The Type of Stringing used which can be a continuous string, or two steel cables with a middle shooting string of Dacron or Fast-flyte, or a “shoot through” arrangement with several strings.

The “Wheels”, eccentric cams or single cams fitted to the limb axles and their means of adjustment.

The Mechanisms used to adjust the bow weight and guide the cables or strings.

Bow Sight

The bow sights must be very strong and rigidly fixed to the bow with a sight pin that will resist rotation due to the high shock placed upon them by the bows speed.
A normal sight can be used or a lens.
The lenses magnification must not be too great or some problems will be experienced in holding the sight on its mark.

The String “Peep” or back sight must be held consistently in the correct position at full draw so an elastic tube or similar device is essential to ensure this is so.

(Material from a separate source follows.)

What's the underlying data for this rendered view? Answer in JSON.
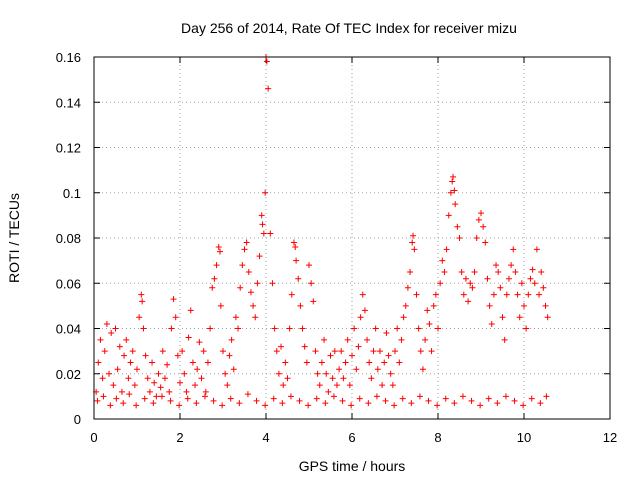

The Arrow Rest-this can be of several types and is dependent upon the individual’s preference, initially a “Springy” or a prong shaped rest can be used.

In time other rests can be tried out and a satisfactory one can be chosen on its performance.

Release

The Types of String Release which can fit directly around the string, through special loops or metal loops behaind the string.

There are releases with side loosing, centre loosing, with rotating heads, held in the fingers or by wrist straps with first finger, little finger or thumb releases.

Once again the best release is the one that gives the best performance to the individual archer.

Arrows

The arrow specification will depend upon the individual archers requirements and the final bow settings so the arrow selection advice should be taken from an archer experienced in compound bow shooting or a qualified coach.

The important thing is the compound bow should be tested out in absolute safety, preferably indoors with a double safety net and at no less than twenty yards range and under close supervision.

One must be absolutely sure that the release mode is understood and the archer is totally confident in handling the bow and the release.

In the initial stages the compound bow must not be lifted above level and the target should be set on the floor, the compound bow shoots very fast and the arrow is not visible in its flight until experience is gained with it.

When confidence in the release and the bow is gained then the archer should then start shooting outdoors but always ensure that at least 100 yards overshoot is available and someone will advise on the shot arrows landing site.

It would be advisable to start with short distances and then increase distance when sight marks are established.